Les faits dévoilés sont ahurissants, bien que l’enquête ne soit pas allée à son terme. Le magazine explique que ses journalistes qui enquêtaient sur la richesse royale ont été expulsés du pays manu militari par les autorités marocaines le 20 septembre dernier.
En 2015, le magazine américain Forbes a estimé la fortune du roi Mohammed VI à 6 milliards de dollars, mais Marianne souligne que le chiffre est loin d’être conforme à la réalité.
Forbes n’a pris en compte que les capitalisations boursières des entreprises de Mohammed VI, très nombreuses d’ailleurs et présentes quasiment dans tous les secteurs d’activité de l’économie marocaine.
Aux six milliards de dollars de la fortune personnelle avérée du roi, il faut ajouter ce que lui paye le contribuable marocain en rémunération et en frais divers de fonctionnement du Palais royal et des résidences que possède Mohammed VI à l’étranger et dans toutes les villes marocaines, y compris celles de petite taille : 657.000 euros par jour, un budget en augmentation de 40% depuis 2001.
Le roi Mohammed VI et sa famille consomment chaque année un budget supérieur à celui de six ministères et 23 fois plus élevé que celui du chef du gouvernement.
Mais ce n’est pas tout. Car comme l’explique l’économiste marocain Fouad Abdelmoumni au magazine Marianne, le roi ne possède au Maroc que ses 17 palais officiellement connus.
“En réalité, il n’y a pas une ville, même petite, où le roi n’a pas au moins une résidence”, dit-il. Ces résidences emploient une main-d’œuvre “gargantuesque” qui est rémunérée en permanence avec de l’argent parfois siphonné sur le budget de différents ministères.
Néanmoins, ce que coûte réellement le train de vie du roi Mohammed VI à son peuple, personne ne le sait. Les montants officiels seraient en réalité une broutille, à en croire Driss Basri, l’ancien tout puissant ministre de l’Intérieur de Hassan Il.
“Les montants officiels ne suffiraient même pas à déplacer le cortège royal du cœur du palais jusqu’à la porte”, révélait depuis son exil parisien celui qui a été limogé par Mohammed VI dès son accession au trône en 1999.
Mohammed VI profite aussi de sa position pour s’enrichir.
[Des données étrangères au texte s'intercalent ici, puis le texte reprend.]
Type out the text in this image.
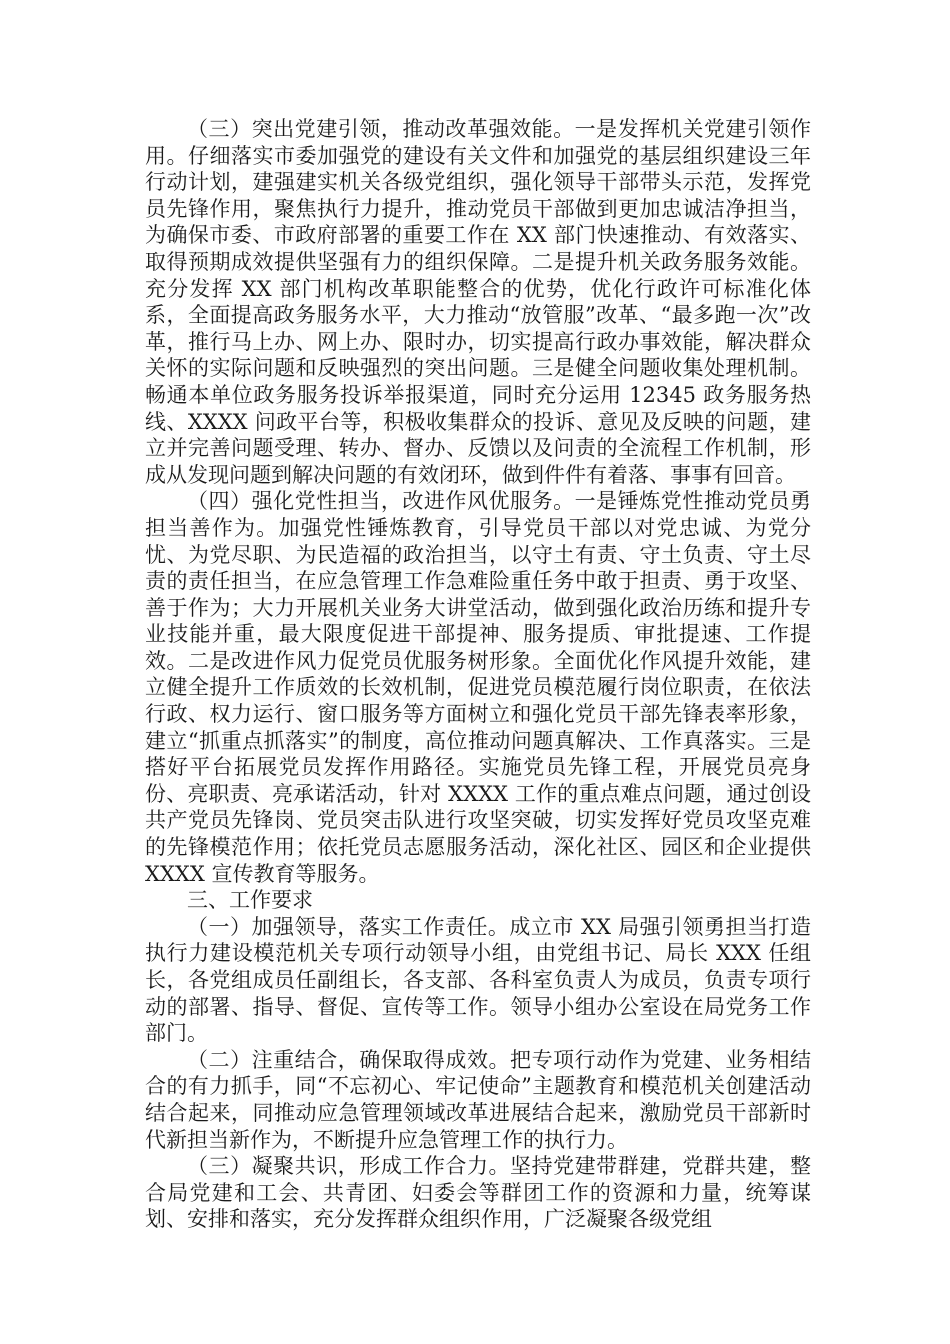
（三）突出党建引领，推动改革强效能。一是发挥机关党建引领作用。仔细落实市委加强党的建设有关文件和加强党的基层组织建设三年行动计划，建强建实机关各级党组织，强化领导干部带头示范，发挥党员先锋作用，聚焦执行力提升，推动党员干部做到更加忠诚洁净担当，为确保市委、市政府部署的重要工作在 XX 部门快速推动、有效落实、取得预期成效提供坚强有力的组织保障。二是提升机关政务服务效能。充分发挥 XX 部门机构改革职能整合的优势，优化行政许可标准化体系，全面提高政务服务水平，大力推动“放管服”改革、“最多跑一次”改革，推行马上办、网上办、限时办，切实提高行政办事效能，解决群众关怀的实际问题和反映强烈的突出问题。三是健全问题收集处理机制。畅通本单位政务服务投诉举报渠道，同时充分运用 12345 政务服务热线、XXXX 问政平台等，积极收集群众的投诉、意见及反映的问题，建立并完善问题受理、转办、督办、反馈以及问责的全流程工作机制，形成从发现问题到解决问题的有效闭环，做到件件有着落、事事有回音。

（四）强化党性担当，改进作风优服务。一是锤炼党性推动党员勇担当善作为。加强党性锤炼教育，引导党员干部以对党忠诚、为党分忧、为党尽职、为民造福的政治担当，以守土有责、守土负责、守土尽责的责任担当，在应急管理工作急难险重任务中敢于担责、勇于攻坚、善于作为；大力开展机关业务大讲堂活动，做到强化政治历练和提升专业技能并重，最大限度促进干部提神、服务提质、审批提速、工作提效。二是改进作风力促党员优服务树形象。全面优化作风提升效能，建立健全提升工作质效的长效机制，促进党员模范履行岗位职责，在依法行政、权力运行、窗口服务等方面树立和强化党员干部先锋表率形象，建立“抓重点抓落实”的制度，高位推动问题真解决、工作真落实。三是搭好平台拓展党员发挥作用路径。实施党员先锋工程，开展党员亮身份、亮职责、亮承诺活动，针对 XXXX 工作的重点难点问题，通过创设共产党员先锋岗、党员突击队进行攻坚突破，切实发挥好党员攻坚克难的先锋模范作用；依托党员志愿服务活动，深化社区、园区和企业提供 XXXX 宣传教育等服务。

三、工作要求

（一）加强领导，落实工作责任。成立市 XX 局强引领勇担当打造执行力建设模范机关专项行动领导小组，由党组书记、局长 XXX 任组长，各党组成员任副组长，各支部、各科室负责人为成员，负责专项行动的部署、指导、督促、宣传等工作。领导小组办公室设在局党务工作部门。

（二）注重结合，确保取得成效。把专项行动作为党建、业务相结合的有力抓手，同“不忘初心、牢记使命”主题教育和模范机关创建活动结合起来，同推动应急管理领域改革进展结合起来，激励党员干部新时代新担当新作为，不断提升应急管理工作的执行力。

（三）凝聚共识，形成工作合力。坚持党建带群建，党群共建，整合局党建和工会、共青团、妇委会等群团工作的资源和力量，统筹谋划、安排和落实，充分发挥群众组织作用，广泛凝聚各级党组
La holding El Mada, qui regroupe toutes ses sociétés, a la mainmise sur l’économie marocaine (énergie, finance, BTP, mines, éducation privée, grande distribution…) jusqu’à faire des Marocains non plus les sujets du roi, mais ses “clients”.
Le conflit d’intérêt est manifeste puisque ces sociétés activent aussi dans les secteurs régulés par l’État, donc par le roi lui-même.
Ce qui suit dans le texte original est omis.